The latter idea is not only the morally wrong choice, but ignores how much money we throw away on the barely usable weapons we have now. The F-35 Lightning II--with its premature cracks in its initial testing, inevitable and frequent software glitches, "sluggish" performance in test battles against the older model F-16, and with demands from Pentagon bosses that made it under-perform earlier-generation jets but also more costly to maintain--is obviously Exhibit A. Some of the fighter jet's defects are comically ironic--including the fact that a plane that was named Lightning II has problems in flying through lightning.
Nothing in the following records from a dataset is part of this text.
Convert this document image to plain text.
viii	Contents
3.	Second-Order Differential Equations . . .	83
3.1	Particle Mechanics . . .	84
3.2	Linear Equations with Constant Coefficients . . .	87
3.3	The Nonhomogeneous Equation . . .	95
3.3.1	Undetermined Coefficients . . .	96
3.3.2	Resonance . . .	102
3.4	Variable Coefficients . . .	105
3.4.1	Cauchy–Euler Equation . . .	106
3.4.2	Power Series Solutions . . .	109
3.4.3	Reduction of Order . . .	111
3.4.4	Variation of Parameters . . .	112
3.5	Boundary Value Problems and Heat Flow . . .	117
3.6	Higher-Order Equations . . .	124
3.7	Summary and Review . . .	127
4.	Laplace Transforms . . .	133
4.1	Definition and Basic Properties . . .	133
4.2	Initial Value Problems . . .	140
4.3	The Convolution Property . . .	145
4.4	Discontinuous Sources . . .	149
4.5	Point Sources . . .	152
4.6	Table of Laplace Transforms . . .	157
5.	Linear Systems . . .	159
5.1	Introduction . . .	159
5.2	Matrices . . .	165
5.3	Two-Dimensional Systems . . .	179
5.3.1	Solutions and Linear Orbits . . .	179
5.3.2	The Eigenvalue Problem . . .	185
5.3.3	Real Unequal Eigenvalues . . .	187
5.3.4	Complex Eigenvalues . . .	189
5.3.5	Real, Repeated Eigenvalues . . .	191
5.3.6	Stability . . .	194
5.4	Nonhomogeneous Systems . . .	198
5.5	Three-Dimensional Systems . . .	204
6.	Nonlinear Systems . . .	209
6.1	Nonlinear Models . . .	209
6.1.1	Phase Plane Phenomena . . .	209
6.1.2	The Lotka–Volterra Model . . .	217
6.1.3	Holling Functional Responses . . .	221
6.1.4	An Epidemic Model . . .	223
But critics such as Astore point to other Defense Department boondoggles that could be killed or scaled back. His list includes the Gerald R. Ford-class aircraft carriers ($14 billion a pop) which the retired colonel joked is more like Chevy Chase's Saturday Night Live impersonation of a stumbling Ford, with elevators that don't work and airplane catapults that don't catapult, or the Boeing K-46 tanker which--again, ironically--leaks fuel, or the Navy's Littoral Combat Ships that one defense journalist called "floating garbage piles" (at a price of $5 billion for every 10). There's more, but you probably get the drift by now.
A practical, real world solution here isn't rocket science, or even aircraft-carrier elevator science. The Biden administration could find hundreds of billions of dollars to deal with America's more pressing needs at home, as critics like Astore have noted, with simple moves like a) ending its sudden skittishness on carrying out the president's 2020 campaign promise to end the war in Afghanistan as soon as humanly possible and b) trimming the Pentagon's annual budget back down to the roughly $600 billion level it was at before its massive boost under President Trump, who was so eager to please the generals, no questions asked. On the F-35, it's too late to kill the project (for one thing, we've already sold it to our so-called allies like the United Arab Emirates) but we could save hundreds of billions by building fewer.
Experts have found that massive military spending--although it does create jobs at defense plants, so often located in the districts of key House members--is actually a drain on a nation's economy, because it diverts dollars from much more productive uses such as education...or infrastructure. So cutting the Pentagon budget to pay for part of the Biden agenda seems like a no-brainer. But Democrats just can't quit their reflexive instincts from the Ronald Reagan era (Biden's heyday in the Senate) that the slightest hint of looking weak on defense will cause them to lose elections--even after the real Cold War ended in 1991.
Real courage and strength would be admitting that America can easily retain the world's strongest military while still reclaiming hundreds of billions of wasted dollars that could instead improve our schools--and maybe even better educate our kids to make smarter decisions about war and peace than my generation has. And how wonderful would it be to pay for the things that our middle class actually needs with a massive garage sale? We can start with the Ferrari.